I wasn’t sure about Felix from the beginning and now, having finished the book, I’m still torn on him. On one hand, I respect him for being unapologetically himself, from his penchant for knifeplay to his non-gender-conforming fashion. On the other hand, his struggle against Avi’s push for a relationship got wearing, especially as I found the reasoning behind it a little weak. Their banter was fun, at least, and the dynamics of their sexual relationship were interesting.
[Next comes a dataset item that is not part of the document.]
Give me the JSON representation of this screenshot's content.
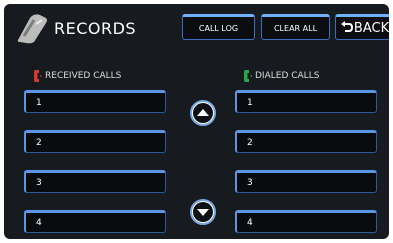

It was good to see the other Mulvaneys featuring frequently, but not too heavily–one of my biggest pet peeves in series is when characters from other books have almost as much page time as the main characters. I was also grateful that Asa wasn’t mentioned as much as I expected, coming up in Avi’s thoughts only occasionally, instead of being dwelt upon. By the time Asa and Avi were reunited, it was close enough to the end that their dynamic wasn’t exhausting.

That being said, pacing was a little weird in places. I think their first encounter could’ve used a little more lead-up; it was a bit of a shock that they went from banter to Felix losing his virginity (which isn’t pointed out until later and which didn’t really seem to fit or matter much) as quickly as they did. Their banter was the best part, and I would’ve loved to see more build-up in this book, instead of riding what there was in earlier books in the series.

The murder plot of this particular book was rather subdued–it seemed like it took a backseat even to the mystery of Thomas and Aiden. (Am I the only one not sure about that particular pairing? I’m ambivalent about Thomas and don’t care much for Aiden, but I’m curious to see how they would come together.) It was resolved neatly in the end without much fuss or drama. It could’ve been fleshed out more, but, like I said above, this as a series is really fluff, and the murder plot was more of a vehicle to carry on the fluff than the central aspect of the book.

There could’ve been a bit more editing to clear out some typos and errors, but overall it was a solid, fairly quick read.

I can’t say that I’m really eager for the rest of the series–I don’t really have any investment in Archer, and I’ve already mentioned my uncertainty about the appeal of Thomas and Aiden–but I’ve certainly enjoyed the ride so far.

tl;dr A murdery golden retriever and his bloodthirsty kitten are an appealing pair, if a bit rushed.